Les enjeux d’une possible guerre commerciale entre la Chine et les États-Unis

Le nouveau président Donald Trump a promis que dès son premier jour à la Maison-Blanche il ferait inscrire la Chine sur la liste des manipulateurs de devises.
Photo: Greg Baker Agence France-Presse Le nouveau président Donald Trump a promis que dès son premier jour à la Maison-Blanche il ferait inscrire la Chine sur la liste des manipulateurs de devises.

Pékin — L’intronisation de Donald Trump est guettée avec appréhension par Pékin : les récurrentes diatribes antichinoises du milliardaire pourraient déclencher une guerre commerciale entre les deux premières économies mondiales. Avec quels enjeux ?

Il fustige le déséquilibre supposé des relations commerciales sino-américaines. Donald Trump accuse Pékin de manipuler sa devise afin de stimuler les exportations chinoises et donc de faire une concurrence déloyale aux entreprises américaines. Le milliardaire menace d’imposer une taxe de 45 % sur les produits importés de Chine.

Tout faux

Sur la manipulation de devise, Trump a tout faux. Pékin intervient depuis plus d’un an pour soutenir sa monnaie et non pour la faire baisser. Mais selon de récentes études, deux millions d’emplois américains ont été perdus à la suite de l’adhésion de la Chine à l’Organisation mondiale du commerce en 2001. Trump assure pouvoir rapatrier une partie de ces emplois grâce à des négociations avec Pékin.

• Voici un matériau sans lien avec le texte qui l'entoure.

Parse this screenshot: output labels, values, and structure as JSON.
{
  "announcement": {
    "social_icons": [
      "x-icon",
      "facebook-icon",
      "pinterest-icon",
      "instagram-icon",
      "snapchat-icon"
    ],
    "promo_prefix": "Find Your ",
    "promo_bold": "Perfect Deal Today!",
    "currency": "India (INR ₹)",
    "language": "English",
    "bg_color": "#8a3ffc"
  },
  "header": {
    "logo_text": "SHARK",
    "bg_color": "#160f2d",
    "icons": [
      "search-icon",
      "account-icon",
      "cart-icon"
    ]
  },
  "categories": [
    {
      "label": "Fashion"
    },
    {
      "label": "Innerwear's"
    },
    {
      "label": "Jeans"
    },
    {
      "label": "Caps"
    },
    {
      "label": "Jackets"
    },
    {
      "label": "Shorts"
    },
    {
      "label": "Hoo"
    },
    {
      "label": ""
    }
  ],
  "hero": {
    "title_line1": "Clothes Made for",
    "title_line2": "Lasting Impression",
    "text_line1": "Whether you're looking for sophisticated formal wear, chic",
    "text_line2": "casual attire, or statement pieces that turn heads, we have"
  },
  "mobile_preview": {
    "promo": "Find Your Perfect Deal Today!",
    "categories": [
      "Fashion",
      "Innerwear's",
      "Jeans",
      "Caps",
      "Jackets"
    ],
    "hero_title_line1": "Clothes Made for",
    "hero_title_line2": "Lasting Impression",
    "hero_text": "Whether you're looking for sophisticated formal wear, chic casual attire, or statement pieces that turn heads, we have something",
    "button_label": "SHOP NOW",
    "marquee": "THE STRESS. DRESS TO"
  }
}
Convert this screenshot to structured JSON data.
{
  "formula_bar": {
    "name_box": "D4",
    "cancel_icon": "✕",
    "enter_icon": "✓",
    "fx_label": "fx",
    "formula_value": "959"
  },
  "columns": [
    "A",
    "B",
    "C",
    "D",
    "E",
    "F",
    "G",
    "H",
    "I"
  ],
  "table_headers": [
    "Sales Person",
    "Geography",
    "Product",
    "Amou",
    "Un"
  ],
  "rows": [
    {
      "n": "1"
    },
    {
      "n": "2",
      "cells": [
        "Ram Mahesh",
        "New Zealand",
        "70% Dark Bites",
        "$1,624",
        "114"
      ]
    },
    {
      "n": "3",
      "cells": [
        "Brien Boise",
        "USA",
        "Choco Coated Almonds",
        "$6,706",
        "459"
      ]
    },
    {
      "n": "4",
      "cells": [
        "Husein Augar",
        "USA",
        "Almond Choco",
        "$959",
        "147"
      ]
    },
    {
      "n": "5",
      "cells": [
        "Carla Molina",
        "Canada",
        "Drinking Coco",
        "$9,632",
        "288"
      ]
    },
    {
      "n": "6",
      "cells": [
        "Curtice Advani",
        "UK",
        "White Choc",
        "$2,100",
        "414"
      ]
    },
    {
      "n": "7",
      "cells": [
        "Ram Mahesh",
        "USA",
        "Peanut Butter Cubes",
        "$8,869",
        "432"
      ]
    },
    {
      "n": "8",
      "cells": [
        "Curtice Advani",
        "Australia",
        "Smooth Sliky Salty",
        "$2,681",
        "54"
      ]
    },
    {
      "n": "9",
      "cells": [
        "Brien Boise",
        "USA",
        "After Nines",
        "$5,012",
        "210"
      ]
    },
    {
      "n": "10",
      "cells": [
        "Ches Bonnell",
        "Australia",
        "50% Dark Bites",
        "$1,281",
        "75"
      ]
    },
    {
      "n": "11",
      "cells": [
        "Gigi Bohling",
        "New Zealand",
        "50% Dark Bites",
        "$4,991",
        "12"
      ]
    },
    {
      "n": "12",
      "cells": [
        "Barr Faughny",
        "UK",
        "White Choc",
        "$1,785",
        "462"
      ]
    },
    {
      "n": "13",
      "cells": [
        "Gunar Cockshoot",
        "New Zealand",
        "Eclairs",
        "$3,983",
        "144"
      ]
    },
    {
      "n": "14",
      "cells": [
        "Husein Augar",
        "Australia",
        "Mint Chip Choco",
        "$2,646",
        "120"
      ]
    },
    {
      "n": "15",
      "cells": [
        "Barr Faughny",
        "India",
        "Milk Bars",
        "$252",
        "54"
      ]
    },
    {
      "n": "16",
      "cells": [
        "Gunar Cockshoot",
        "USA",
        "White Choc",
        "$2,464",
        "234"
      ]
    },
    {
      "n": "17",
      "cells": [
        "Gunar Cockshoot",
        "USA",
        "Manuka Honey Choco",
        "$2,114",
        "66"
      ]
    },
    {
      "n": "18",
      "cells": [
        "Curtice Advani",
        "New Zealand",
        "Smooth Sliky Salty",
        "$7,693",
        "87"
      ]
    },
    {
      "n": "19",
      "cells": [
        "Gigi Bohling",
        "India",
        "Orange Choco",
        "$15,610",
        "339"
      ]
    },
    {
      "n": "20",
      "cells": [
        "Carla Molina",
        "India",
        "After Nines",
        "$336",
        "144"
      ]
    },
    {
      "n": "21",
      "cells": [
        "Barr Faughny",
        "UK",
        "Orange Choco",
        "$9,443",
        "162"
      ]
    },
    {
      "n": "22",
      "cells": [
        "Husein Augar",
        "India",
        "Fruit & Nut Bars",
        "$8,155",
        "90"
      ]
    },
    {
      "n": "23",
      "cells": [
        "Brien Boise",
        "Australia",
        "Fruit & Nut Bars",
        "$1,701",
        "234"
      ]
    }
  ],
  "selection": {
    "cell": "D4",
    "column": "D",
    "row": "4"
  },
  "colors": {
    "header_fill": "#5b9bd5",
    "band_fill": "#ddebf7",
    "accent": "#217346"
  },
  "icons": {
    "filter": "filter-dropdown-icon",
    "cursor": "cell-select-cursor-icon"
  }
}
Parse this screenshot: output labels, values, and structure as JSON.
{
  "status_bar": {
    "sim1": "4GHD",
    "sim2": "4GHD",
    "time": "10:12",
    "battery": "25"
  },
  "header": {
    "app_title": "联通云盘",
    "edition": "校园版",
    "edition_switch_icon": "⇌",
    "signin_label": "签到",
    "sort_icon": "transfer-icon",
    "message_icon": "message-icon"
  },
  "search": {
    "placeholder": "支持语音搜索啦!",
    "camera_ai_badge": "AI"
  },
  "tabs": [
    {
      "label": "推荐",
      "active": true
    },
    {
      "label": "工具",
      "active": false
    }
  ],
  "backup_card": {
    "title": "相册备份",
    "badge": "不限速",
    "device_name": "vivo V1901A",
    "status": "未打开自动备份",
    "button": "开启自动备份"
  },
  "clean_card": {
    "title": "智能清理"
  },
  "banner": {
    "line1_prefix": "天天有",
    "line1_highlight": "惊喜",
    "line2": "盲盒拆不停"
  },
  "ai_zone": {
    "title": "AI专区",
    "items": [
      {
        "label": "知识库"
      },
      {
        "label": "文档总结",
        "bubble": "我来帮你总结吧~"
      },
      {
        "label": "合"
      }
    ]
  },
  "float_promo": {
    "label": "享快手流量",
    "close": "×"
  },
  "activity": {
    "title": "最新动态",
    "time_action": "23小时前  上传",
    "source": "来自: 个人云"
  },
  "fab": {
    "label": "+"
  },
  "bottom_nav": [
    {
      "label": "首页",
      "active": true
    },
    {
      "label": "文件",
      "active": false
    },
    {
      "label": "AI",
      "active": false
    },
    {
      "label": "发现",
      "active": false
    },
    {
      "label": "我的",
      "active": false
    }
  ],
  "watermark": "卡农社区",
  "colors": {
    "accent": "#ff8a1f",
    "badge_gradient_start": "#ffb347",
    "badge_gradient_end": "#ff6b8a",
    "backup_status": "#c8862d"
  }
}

La Chine affichait avec les États-Unis un excédent commercial colossal d’environ 30 milliards de dollars par mois en 2016, selon les statistiques américaines. Pékin est également engagé dans une douloureuse transition économique : un effondrement des exportations la rendrait plus délicate encore.

Les médias chinois ont agité la menace de mesures punitives en cas de conflit commercial : Apple, General Motors et Boeing, très présents en Chine, pourraient en faire les frais. Le soja américain exporté vers la Chine pourrait en représailles être visé : l’électorat rural de Trump risquerait alors de grogner contre son champion. En clair, les États-Unis ont également beaucoup à perdre.

Ouvert aux compromis

Le président chinois Xi Jinping semble ouvert au compromis. Il a déclaré à Davos cette semaine que personne ne sortirait vainqueur d’une guerre commerciale. Et le ministère chinois du Commerce a assuré désirer travailler avec le gouvernement Trump « au bénéfice des entreprises et consommateurs » des deux pays.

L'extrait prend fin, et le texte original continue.